For now, we go back to the raw
variable, drop the case
and cc3
columns and perform more EDA.
raw.drop(raw.loc[:,'case' : 'cc3'], axis=1, inplace=True)
Trends
Exchange Rate vs. USD
The USD is a standard unit of comparison for a currency’s strength. We start by observing patterns, overtime, in each country’s currency exchange rate to the dollar
countries = raw.country.unique() # List of countries in the dataset
plt.figure(figsize=(18,18)) # create empty figure with these dimensions
plt.title('Currency exchange rate vs. USD over time') # title the plots
for ind, country in enumerate(countries): #index, country
plt.subplot(5,3,ind+1) # add a plot box in the figure for each country
exch = raw[raw.country==country].exch_usd # country's exchange rate to the dollar
sns.lineplot(data= exch, label=str(country), marker='o', color=np.random.rand(3,)) # plot the trend
plt.ylabel('Exchange rate vs. USD')
# when did the country gain independence?
independence = min(raw[raw.country==country].independence[raw[raw.country==country].independence==1].index)
plt.axvline(independence, color='green', linestyle="--", label='Independence')
plt.legend(loc='best')
plt.show()
Inflation Rate
plt.figure(figsize=(18,18)) # create empty figure with these dimensions
plt.title('Annual inflation Rate') # title the plots
for ind, country in enumerate(countries): #index, country
plt.subplot(5,3,ind+1) # add a plot box in the figure for each country
infl = raw[raw.country==country].inflation_annual_cpi # country's exchange rate to the dollar
sns.lineplot(data= infl[0:-10], label=str(country), marker='o', color=np.random.rand(3,)) # plot the trend
plt.ylabel('Annual inflation rate')
# when did the country gain independence?
independence = min(raw[raw.country==country].independence[raw[raw.country==country].independence==1].index)
plt.axvline(independence, color='green', linestyle="--", label='Independence')
plt.legend(loc='best')
plt.show()
Average exchange rate vs. independence
plt.figure(figsize=(10,8))
rawn = raw.copy()
#rawn = rawn[rawn.gdp_weighted_default>0]
plt.title('exchange rates vs. USD for African countries before 1960')
rawn = rawn[rawn.index<'1930']
sns.scatterplot(x=rawn.index, y=rawn.exch_usd, hue=rawn.independence)
<matplotlib.axes._subplots.AxesSubplot at 0x1a2db26c50>
plt.figure(figsize=(10,8))
rawn = raw.copy()
#rawn = rawn[rawn.gdp_weighted_default>0]
plt.title('exchange rates vs. USD for African countries after 1930')
rawn = rawn[rawn.index>'1930']
sns.scatterplot(x=rawn.index, y=rawn.exch_usd, hue=rawn.independence)
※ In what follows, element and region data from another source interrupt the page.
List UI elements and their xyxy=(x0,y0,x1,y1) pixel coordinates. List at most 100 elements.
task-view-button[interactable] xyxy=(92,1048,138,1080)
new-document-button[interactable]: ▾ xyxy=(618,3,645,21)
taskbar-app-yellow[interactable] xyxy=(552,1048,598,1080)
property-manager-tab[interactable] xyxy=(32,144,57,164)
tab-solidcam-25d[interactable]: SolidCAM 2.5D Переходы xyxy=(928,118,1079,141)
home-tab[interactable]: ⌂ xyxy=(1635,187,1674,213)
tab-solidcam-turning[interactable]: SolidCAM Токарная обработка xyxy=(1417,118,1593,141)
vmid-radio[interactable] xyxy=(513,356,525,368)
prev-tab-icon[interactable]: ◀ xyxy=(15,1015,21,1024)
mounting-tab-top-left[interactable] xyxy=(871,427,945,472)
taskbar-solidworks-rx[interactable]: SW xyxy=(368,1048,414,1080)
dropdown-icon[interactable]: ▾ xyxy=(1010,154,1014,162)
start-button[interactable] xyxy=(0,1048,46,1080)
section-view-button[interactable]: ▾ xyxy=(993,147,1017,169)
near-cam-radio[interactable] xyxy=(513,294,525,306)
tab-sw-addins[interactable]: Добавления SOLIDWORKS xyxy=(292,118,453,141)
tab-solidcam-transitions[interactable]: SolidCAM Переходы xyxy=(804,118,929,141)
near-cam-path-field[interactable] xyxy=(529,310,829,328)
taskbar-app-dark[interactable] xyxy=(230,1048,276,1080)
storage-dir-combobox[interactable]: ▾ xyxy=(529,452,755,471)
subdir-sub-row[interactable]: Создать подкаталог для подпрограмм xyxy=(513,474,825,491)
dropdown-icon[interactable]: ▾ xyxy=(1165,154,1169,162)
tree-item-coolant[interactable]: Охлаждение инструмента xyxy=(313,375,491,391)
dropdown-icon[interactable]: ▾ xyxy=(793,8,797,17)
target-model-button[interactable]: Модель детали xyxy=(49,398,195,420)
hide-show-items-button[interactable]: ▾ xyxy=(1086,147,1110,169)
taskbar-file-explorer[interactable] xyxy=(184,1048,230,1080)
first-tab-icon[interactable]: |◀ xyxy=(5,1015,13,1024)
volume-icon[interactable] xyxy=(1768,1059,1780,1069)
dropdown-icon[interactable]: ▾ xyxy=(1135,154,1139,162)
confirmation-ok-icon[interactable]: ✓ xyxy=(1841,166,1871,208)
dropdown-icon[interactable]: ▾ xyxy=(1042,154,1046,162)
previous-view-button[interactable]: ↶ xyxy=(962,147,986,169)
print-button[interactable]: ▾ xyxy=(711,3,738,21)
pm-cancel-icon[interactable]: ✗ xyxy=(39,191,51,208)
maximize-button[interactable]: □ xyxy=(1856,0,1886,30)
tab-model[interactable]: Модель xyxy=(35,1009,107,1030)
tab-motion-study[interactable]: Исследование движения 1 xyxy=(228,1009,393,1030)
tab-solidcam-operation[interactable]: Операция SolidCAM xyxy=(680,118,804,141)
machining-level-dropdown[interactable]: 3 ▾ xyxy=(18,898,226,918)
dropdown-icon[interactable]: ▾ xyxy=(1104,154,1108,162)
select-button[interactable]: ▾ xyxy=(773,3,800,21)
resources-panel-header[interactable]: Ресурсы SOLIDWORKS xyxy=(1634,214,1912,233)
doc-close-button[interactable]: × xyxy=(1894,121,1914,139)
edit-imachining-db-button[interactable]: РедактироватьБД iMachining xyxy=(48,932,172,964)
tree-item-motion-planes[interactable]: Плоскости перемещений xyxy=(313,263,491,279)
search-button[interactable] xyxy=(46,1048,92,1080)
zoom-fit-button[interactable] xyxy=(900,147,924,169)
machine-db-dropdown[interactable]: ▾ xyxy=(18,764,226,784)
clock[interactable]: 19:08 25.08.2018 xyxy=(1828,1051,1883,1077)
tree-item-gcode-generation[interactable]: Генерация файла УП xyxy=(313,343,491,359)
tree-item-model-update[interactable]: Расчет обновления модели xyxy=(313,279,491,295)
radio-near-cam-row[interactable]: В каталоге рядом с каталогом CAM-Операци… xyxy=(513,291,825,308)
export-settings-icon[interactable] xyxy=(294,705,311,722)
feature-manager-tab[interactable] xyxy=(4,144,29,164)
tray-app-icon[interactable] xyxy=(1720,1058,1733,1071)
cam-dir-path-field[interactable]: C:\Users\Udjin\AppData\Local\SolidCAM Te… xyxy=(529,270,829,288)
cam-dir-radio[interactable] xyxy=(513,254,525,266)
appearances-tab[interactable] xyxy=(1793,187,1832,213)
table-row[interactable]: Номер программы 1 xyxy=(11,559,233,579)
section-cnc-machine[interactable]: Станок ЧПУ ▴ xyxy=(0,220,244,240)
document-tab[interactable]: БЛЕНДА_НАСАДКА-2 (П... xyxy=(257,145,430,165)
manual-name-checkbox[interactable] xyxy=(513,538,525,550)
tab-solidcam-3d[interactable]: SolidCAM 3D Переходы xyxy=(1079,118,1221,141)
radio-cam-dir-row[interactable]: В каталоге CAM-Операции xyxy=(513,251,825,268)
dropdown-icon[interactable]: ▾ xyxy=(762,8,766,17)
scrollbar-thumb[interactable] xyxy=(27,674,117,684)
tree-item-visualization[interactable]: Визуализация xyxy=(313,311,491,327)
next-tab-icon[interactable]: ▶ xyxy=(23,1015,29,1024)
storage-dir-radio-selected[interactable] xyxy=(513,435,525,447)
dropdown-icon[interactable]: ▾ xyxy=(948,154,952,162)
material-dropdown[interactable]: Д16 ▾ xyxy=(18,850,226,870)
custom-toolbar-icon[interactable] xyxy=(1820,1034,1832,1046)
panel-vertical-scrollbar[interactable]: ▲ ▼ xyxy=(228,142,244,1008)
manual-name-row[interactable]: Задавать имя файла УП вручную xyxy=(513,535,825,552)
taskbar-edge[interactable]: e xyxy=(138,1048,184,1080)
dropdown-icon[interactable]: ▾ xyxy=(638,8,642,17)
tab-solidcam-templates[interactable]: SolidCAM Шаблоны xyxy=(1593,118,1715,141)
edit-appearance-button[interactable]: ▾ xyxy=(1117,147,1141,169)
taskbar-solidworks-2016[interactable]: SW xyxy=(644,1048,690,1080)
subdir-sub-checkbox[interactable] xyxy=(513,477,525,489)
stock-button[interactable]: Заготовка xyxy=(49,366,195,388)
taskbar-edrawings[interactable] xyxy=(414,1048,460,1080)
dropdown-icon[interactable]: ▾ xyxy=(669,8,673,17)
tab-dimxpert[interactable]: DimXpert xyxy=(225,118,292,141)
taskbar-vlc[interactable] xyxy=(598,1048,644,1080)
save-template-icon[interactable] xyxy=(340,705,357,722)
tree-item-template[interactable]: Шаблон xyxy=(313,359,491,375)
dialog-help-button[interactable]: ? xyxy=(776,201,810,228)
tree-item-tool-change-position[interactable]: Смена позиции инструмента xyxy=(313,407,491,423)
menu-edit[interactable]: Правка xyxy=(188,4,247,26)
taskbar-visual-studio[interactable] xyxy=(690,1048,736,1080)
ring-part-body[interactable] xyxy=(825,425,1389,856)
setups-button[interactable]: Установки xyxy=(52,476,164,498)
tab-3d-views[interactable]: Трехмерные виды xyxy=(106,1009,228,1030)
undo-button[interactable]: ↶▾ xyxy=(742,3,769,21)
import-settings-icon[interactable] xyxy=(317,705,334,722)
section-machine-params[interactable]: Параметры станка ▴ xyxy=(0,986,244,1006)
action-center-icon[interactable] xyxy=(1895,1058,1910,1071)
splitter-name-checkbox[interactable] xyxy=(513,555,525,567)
<matplotlib.axes._subplots.AxesSubplot at 0x1a2c518c50>
plt.figure(figsize=(15,15))
rawn = raw.copy()
#plt.title('exchange rates vs. USD for African countries 1860 - 2014')
sns.scatterplot(x=rawn.index, y=rawn.exch_usd, hue=rawn.independence)
plt.show()
In general, we see that the value of an African country’s currency, on average, plummetted after independence, which generally occurred in the middle of the 20th century
This is confirmed by the plot below, which shows a steeper rise in exchange rates after independence
rawn['years'] = [float(i) for i in rawn.index.year]
plt.figure(figsize=(60,40))
from matplotlib import rcParams
# figure size in inches
rcParams['figure.figsize'] = 21.7,40.27
sns.lmplot(x='years', y='exch_usd', hue='independence', data=rawn,
markers=['*', '.'], height=10, aspect=1) #)
plt.legend(loc='best')
plt.show()
<Figure size 4320x2880 with 0 Axes>
sns.lmplot(x='years', y='inflation_annual_cpi', hue='independence', data=rawn,
markers=['*', '.'], height=10, aspect=1) #)
plt.ylim(-100000, 100000)
plt.show()
The annual inflation rates also illustrate this point. However, removing Zimbabwe from this analysis might yield a more sensible result:
rawz = rawn.copy()
rawz = rawz[rawz.country!='Zimbabwe']
sns.lmplot(x='years', y='inflation_annual_cpi', hue='independence', data=rawz,
markers=['*', '.'], height=10, aspect=1) #)
plt.ylim(-100, 200)
plt.show()
Crises and debt counts for each of the countries
counts = [raw.columns[i] for i,j in enumerate(raw.dtypes) if j in ['int64', 'O']][1:] # Non-continuous numerical columns (excluding Country)
plt.figure(figsize=(25,25))
plt.title('Debt and crises for each country')
for ind, count in enumerate(counts):
plt.subplot(4,2,ind+1) # add a plot box in the figure for each country
plt.title(count)
sns.countplot(y=raw.country, hue=raw[count])
plt.show()
That’s all for now. Thank you for the read!